Dihya comprendió que aquellas gentes a pie iban a buscar refugio en la ciudad. Eran como ellos, o como ellos habían sido, aunque sin el alivio de las espadas para facilitar su admisión en Badajoz.

—Mientras tanto —continuó al-Asayy—, el general Ibn Ilyas está preparando la llegada del califa hostigando a los campesinos de modo que no puedan resistir y tengan que dejar sus tierras. Allí los tienes, cientos y cientos, pidiendo que se los reciba, pero el emir ya ha dado instrucciones de que no se acepte a nadie, excepto a los que puedan comprar su entrada en Badajoz con riquezas o influencias.

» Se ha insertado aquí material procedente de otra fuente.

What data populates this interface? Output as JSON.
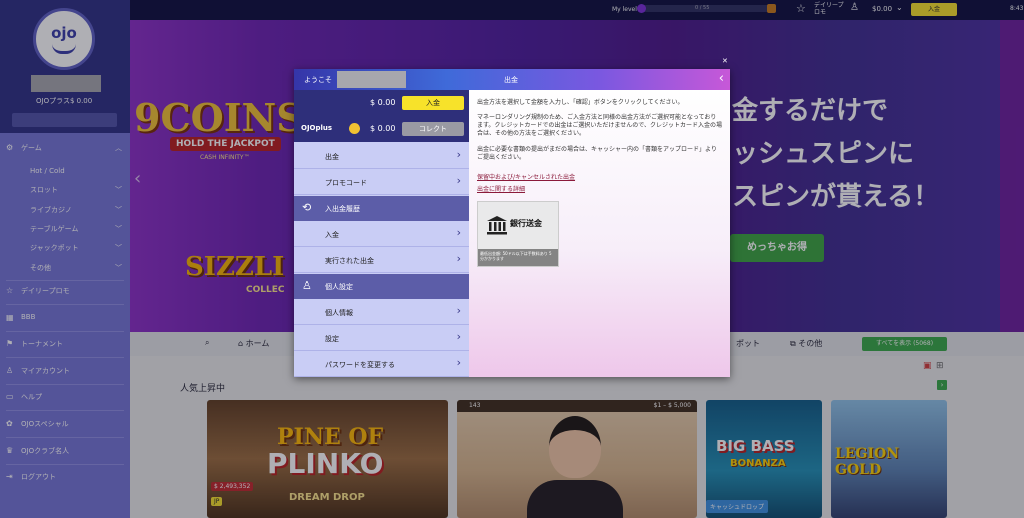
{
  "topbar": {
    "my_level": "My level",
    "level_progress": "0 / 55",
    "daily_promo": "デイリープロモ",
    "balance": "$0.00",
    "deposit": "入金",
    "time": "8:43"
  },
  "sidebar": {
    "logo": "ojo",
    "ojo_plus": "OJOプラス$ 0.00",
    "items": [
      {
        "label": "ゲーム"
      },
      {
        "label": "Hot / Cold"
      },
      {
        "label": "スロット"
      },
      {
        "label": "ライブカジノ"
      },
      {
        "label": "テーブルゲーム"
      },
      {
        "label": "ジャックポット"
      },
      {
        "label": "その他"
      },
      {
        "label": "デイリープロモ"
      },
      {
        "label": "BBB"
      },
      {
        "label": "トーナメント"
      },
      {
        "label": "マイアカウント"
      },
      {
        "label": "ヘルプ"
      },
      {
        "label": "OJOスペシャル"
      },
      {
        "label": "OJOクラブ名人"
      },
      {
        "label": "ログアウト"
      }
    ]
  },
  "banner": {
    "coin_title": "9COINS",
    "hold": "HOLD THE JACKPOT",
    "cash_infinity": "CASH INFINITY™",
    "sizzling": "SIZZLI",
    "collect": "COLLEC",
    "line1": "金するだけで",
    "line2": "ッシュスピンに",
    "line3": "スピンが貰える！",
    "cta": "めっちゃお得"
  },
  "tabs": {
    "home": "ホーム",
    "spot": "ポット",
    "other": "その他",
    "show_all": "すべてを表示 (5068)",
    "popular": "人気上昇中"
  },
  "tiles": {
    "plinko_top": "PINE OF",
    "plinko": "PLINKO",
    "dream_drop": "DREAM DROP",
    "plinko_jackpot": "$ 2,493,352",
    "live_count": "143",
    "live_range": "$1 – $ 5,000",
    "big_bass": "BIG BASS",
    "bonanza": "BONANZA",
    "cash_drop": "キャッシュドロップ",
    "legion": "LEGION GOLD"
  },
  "modal": {
    "welcome": "ようこそ",
    "title": "出金",
    "cash_balance": "$ 0.00",
    "deposit_btn": "入金",
    "ojoplus_label": "OJOplus",
    "ojoplus_balance": "$ 0.00",
    "collect_btn": "コレクト",
    "menu": [
      {
        "label": "出金",
        "type": "item"
      },
      {
        "label": "プロモコード",
        "type": "item"
      },
      {
        "label": "入出金履歴",
        "type": "section"
      },
      {
        "label": "入金",
        "type": "item"
      },
      {
        "label": "実行された出金",
        "type": "item"
      },
      {
        "label": "個人設定",
        "type": "section"
      },
      {
        "label": "個人情報",
        "type": "item"
      },
      {
        "label": "設定",
        "type": "item"
      },
      {
        "label": "パスワードを変更する",
        "type": "item"
      }
    ],
    "p1": "出金方法を選択して金額を入力し、「確認」ボタンをクリックしてください。",
    "p2": "マネーロンダリング規制のため、ご入金方法と同様の出金方法がご選択可能となっております。クレジットカードでの出金はご選択いただけませんので、クレジットカード入金の場合は、その他の方法をご選択ください。",
    "p3": "出金に必要な書類の提出がまだの場合は、キャッシャー内の「書類をアップロード」よりご提出ください。",
    "link1": "保留中および/キャンセルされた出金",
    "link2": "出金に関する詳細",
    "bank_label": "銀行送金",
    "bank_note": "最低出金額: 50ドル以下は手数料あり 5 分かかります"
  }
}
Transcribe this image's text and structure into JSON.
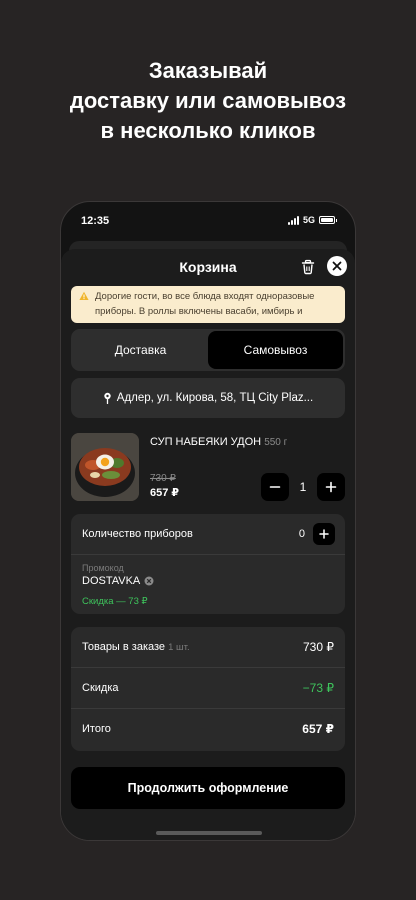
{
  "headline": {
    "line1": "Заказывай",
    "line2": "доставку или самовывоз",
    "line3": "в несколько кликов"
  },
  "status_bar": {
    "time": "12:35",
    "network": "5G"
  },
  "cart": {
    "title": "Корзина",
    "warning": "Дорогие гости, во все блюда входят одноразовые приборы. В роллы включены васаби, имбирь и"
  },
  "tabs": [
    {
      "label": "Доставка",
      "active": false
    },
    {
      "label": "Самовывоз",
      "active": true
    }
  ],
  "address": {
    "text": "Адлер, ул. Кирова, 58, ТЦ City Plaz..."
  },
  "item": {
    "name": "СУП НАБЕЯКИ УДОН",
    "weight": "550 г",
    "old_price": "730 ₽",
    "new_price": "657 ₽",
    "quantity": "1"
  },
  "cutlery": {
    "label": "Количество приборов",
    "value": "0"
  },
  "promo": {
    "label": "Промокод",
    "code": "DOSTAVKA",
    "discount": "Скидка — 73 ₽"
  },
  "summary": {
    "items_label": "Товары в заказе",
    "items_count": "1 шт.",
    "items_value": "730 ₽",
    "discount_label": "Скидка",
    "discount_value": "−73 ₽",
    "total_label": "Итого",
    "total_value": "657 ₽"
  },
  "cta": {
    "label": "Продолжить оформление"
  },
  "colors": {
    "background": "#272424",
    "sheet": "#1c1c1c",
    "card": "#2a2a2a",
    "warning_bg": "#faeccd",
    "accent_green": "#3ec45c"
  }
}
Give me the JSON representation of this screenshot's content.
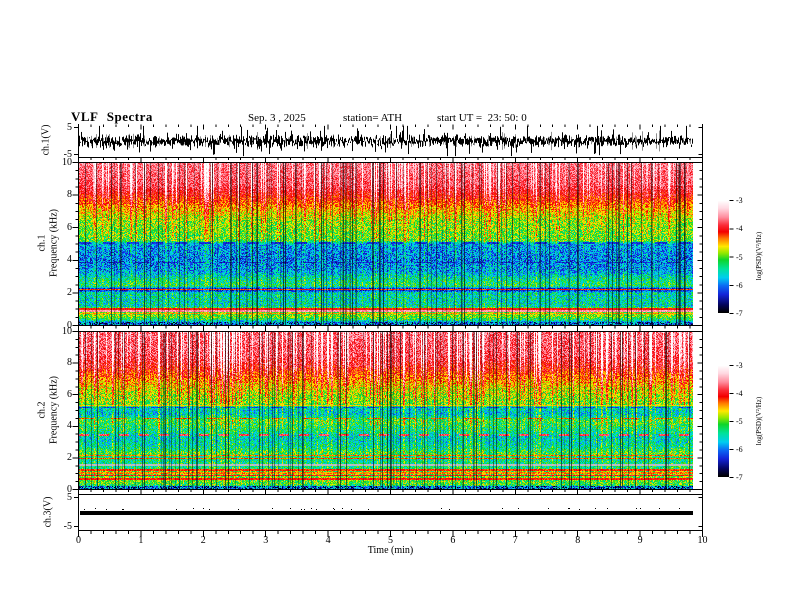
{
  "header": {
    "title": "VLF Spectra",
    "date": "Sep. 3 , 2025",
    "station": "station= ATH",
    "start_ut": "start UT =  23: 50: 0"
  },
  "axis": {
    "time_label": "Time (min)",
    "time_ticks": [
      "0",
      "1",
      "2",
      "3",
      "4",
      "5",
      "6",
      "7",
      "8",
      "9",
      "10"
    ],
    "freq_ticks": [
      "10",
      "8",
      "6",
      "4",
      "2",
      "0"
    ],
    "volt_ticks": [
      "5",
      "-5"
    ],
    "colorbar_ticks": [
      "-3",
      "-4",
      "-5",
      "-6",
      "-7"
    ],
    "colorbar_label": "log(PSD)(V²/Hz)"
  },
  "panel_labels": {
    "ch1_volt": "ch.1(V)",
    "ch1_name": "ch.1",
    "ch1_freq": "Frequency (kHz)",
    "ch2_name": "ch.2",
    "ch2_freq": "Frequency (kHz)",
    "ch3_volt": "ch.3(V)"
  },
  "colormap": {
    "stops": [
      [
        0,
        "#ffffff"
      ],
      [
        0.07,
        "#ffd9e2"
      ],
      [
        0.15,
        "#ff8d9e"
      ],
      [
        0.22,
        "#fb2e3a"
      ],
      [
        0.28,
        "#f40000"
      ],
      [
        0.34,
        "#ff7a00"
      ],
      [
        0.41,
        "#ffe800"
      ],
      [
        0.47,
        "#93e800"
      ],
      [
        0.53,
        "#0fd62a"
      ],
      [
        0.61,
        "#00e39a"
      ],
      [
        0.69,
        "#00cdf0"
      ],
      [
        0.76,
        "#0b6bf5"
      ],
      [
        0.84,
        "#1424d8"
      ],
      [
        0.93,
        "#04055e"
      ],
      [
        1,
        "#000000"
      ]
    ]
  },
  "chart_data": [
    {
      "type": "line",
      "panel": "ch.1 time series",
      "ylabel": "ch.1(V)",
      "xrange_min": [
        0,
        10
      ],
      "yrange_V": [
        -5,
        5
      ],
      "y_ticks_V": [
        5,
        -5
      ],
      "signal": "dense black broadband noise centered on 0 V, typical ±2 V, frequent spikes clipped near ±5 V",
      "data_end_min": 9.85,
      "render": {
        "seed": 7,
        "std_V": 1.0,
        "spike_prob": 0.1,
        "spike_gain": 3.0
      }
    },
    {
      "type": "heatmap",
      "panel": "ch.1 spectrogram",
      "ylabel": [
        "ch.1",
        "Frequency (kHz)"
      ],
      "xrange_min": [
        0,
        10
      ],
      "yrange_kHz": [
        0,
        10
      ],
      "y_ticks_kHz": [
        10,
        8,
        6,
        4,
        2,
        0
      ],
      "zlabel": "log(PSD)(V²/Hz)",
      "zrange_logPSD": [
        -7,
        -3
      ],
      "profile_f_level_sigma": [
        [
          0.0,
          -6.6,
          0.5
        ],
        [
          0.3,
          -5.4,
          0.5
        ],
        [
          0.5,
          -5.0,
          0.4
        ],
        [
          1.05,
          -5.0,
          0.45
        ],
        [
          1.15,
          -5.55,
          0.55
        ],
        [
          2.0,
          -5.55,
          0.55
        ],
        [
          2.1,
          -6.3,
          0.4
        ],
        [
          2.25,
          -6.3,
          0.4
        ],
        [
          2.4,
          -5.25,
          0.5
        ],
        [
          2.9,
          -5.5,
          0.55
        ],
        [
          3.3,
          -5.9,
          0.55
        ],
        [
          4.0,
          -6.05,
          0.55
        ],
        [
          5.0,
          -5.9,
          0.5
        ],
        [
          5.2,
          -5.05,
          0.45
        ],
        [
          6.4,
          -4.9,
          0.45
        ],
        [
          7.2,
          -4.5,
          0.4
        ],
        [
          8.0,
          -4.05,
          0.35
        ],
        [
          8.6,
          -3.8,
          0.3
        ],
        [
          10.0,
          -3.65,
          0.3
        ]
      ],
      "hlines_f_hw_level_dash": [
        [
          0.72,
          0.05,
          -4.45,
          0
        ],
        [
          0.88,
          0.06,
          -3.55,
          0
        ],
        [
          1.0,
          0.05,
          -4.1,
          0
        ],
        [
          2.18,
          0.05,
          -4.25,
          0
        ],
        [
          3.85,
          0.05,
          -6.4,
          14
        ],
        [
          5.05,
          0.06,
          -6.3,
          12
        ]
      ],
      "streaks": {
        "dark": 0.16,
        "darkAmp": 1.1,
        "bright": 0.22,
        "brightAmp": 0.85,
        "exp": 1.6
      },
      "dark_below_kHz": 0.18,
      "render": {
        "seed": 11
      }
    },
    {
      "type": "heatmap",
      "panel": "ch.2 spectrogram",
      "ylabel": [
        "ch.2",
        "Frequency (kHz)"
      ],
      "xrange_min": [
        0,
        10
      ],
      "yrange_kHz": [
        0,
        10
      ],
      "y_ticks_kHz": [
        10,
        8,
        6,
        4,
        2,
        0
      ],
      "zlabel": "log(PSD)(V²/Hz)",
      "zrange_logPSD": [
        -7,
        -3
      ],
      "profile_f_level_sigma": [
        [
          0.0,
          -6.6,
          0.5
        ],
        [
          0.25,
          -5.15,
          0.45
        ],
        [
          1.05,
          -4.95,
          0.5
        ],
        [
          1.3,
          -5.35,
          0.5
        ],
        [
          1.95,
          -5.45,
          0.5
        ],
        [
          2.3,
          -5.15,
          0.5
        ],
        [
          2.7,
          -5.5,
          0.5
        ],
        [
          3.3,
          -5.65,
          0.5
        ],
        [
          3.6,
          -5.45,
          0.5
        ],
        [
          4.35,
          -5.15,
          0.5
        ],
        [
          4.75,
          -5.7,
          0.5
        ],
        [
          5.15,
          -5.65,
          0.5
        ],
        [
          5.4,
          -5.0,
          0.45
        ],
        [
          6.3,
          -4.75,
          0.45
        ],
        [
          7.0,
          -4.4,
          0.4
        ],
        [
          7.8,
          -4.0,
          0.4
        ],
        [
          8.5,
          -3.8,
          0.35
        ],
        [
          10.0,
          -3.7,
          0.35
        ]
      ],
      "hlines_f_hw_level_dash": [
        [
          0.62,
          0.05,
          -4.15,
          0
        ],
        [
          0.85,
          0.05,
          -4.0,
          0
        ],
        [
          1.02,
          0.04,
          -4.4,
          0
        ],
        [
          1.22,
          0.05,
          -4.2,
          0
        ],
        [
          1.52,
          0.06,
          null,
          0,
          "gray"
        ],
        [
          1.95,
          0.05,
          -4.3,
          0
        ],
        [
          2.12,
          0.04,
          -4.35,
          0
        ],
        [
          3.42,
          0.06,
          -3.8,
          10
        ],
        [
          4.5,
          0.05,
          -4.3,
          16
        ],
        [
          5.18,
          0.05,
          -6.2,
          12
        ],
        [
          5.32,
          0.04,
          -4.6,
          0
        ]
      ],
      "streaks": {
        "dark": 0.17,
        "darkAmp": 1.0,
        "bright": 0.26,
        "brightAmp": 1.0,
        "exp": 1.3
      },
      "dark_below_kHz": 0.18,
      "render": {
        "seed": 23
      }
    },
    {
      "type": "line",
      "panel": "ch.3 time series",
      "ylabel": "ch.3(V)",
      "xrange_min": [
        0,
        10
      ],
      "yrange_V": [
        -5,
        5
      ],
      "y_ticks_V": [
        5,
        -5
      ],
      "signal": "flat thick black trace just below 0 V, no activity",
      "value_V": -0.3,
      "data_end_min": 9.85,
      "render": {
        "seed": 31,
        "speck_prob": 0.05
      }
    }
  ]
}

La fila era ya larga y se alargaba sin cesar. Los fugitivos suspiraban por ponerse a la sombra de las murallas, creyendo que dentro estarían a salvo. Sin embargo la puerta estaba cerrada para ellos. Solo se permitía pasar a las personas que podían acreditar ser ciudadanos de Badajoz, a los carros cargados de provisiones y a los pequeños rebaños que eran conducidos hacia la urbe.

—¿Y Karim? ¿Te han dicho dónde está?

—¿A mí? No, prima. Y si preguntara no me responderían. Imagino que habrá salido a luchar contra los destacamentos de Ibn Ilyas. El emir ha ofrecido una recompensa por cada cabeza de soldado omeyí que se le entregue y hay muchos que aspiran a hacerse ricos con ese macabro comercio.

La idea de que en aquel preciso instante Karim estuviera exponiendo su vida en algún lugar provocó que las fuerzas abandonaran el cuerpo de Dihya como un pájaro cautivo cuya jaula queda abierta por un descuido. Al verla desfallecer, las esclavas la trasladaron con rapidez a su cuarto. Ni siquiera se despidió de al-Asayy, que se quedó con la palabra en la boca, sorprendido por el desmayo de su prima. Necesitaba dormir. Descansar.

La acostaron. Pero no estuvo dormida mucho tiempo. Una pesadilla hizo que despertase sobresaltada, y al tratar de recordar lo que había soñado apenas pudo recuperar la imagen de una infinidad de banderas cubriendo los caminos, anegando los valles mientras avanzaban.

Banderas blancas, como las de los Omeyas.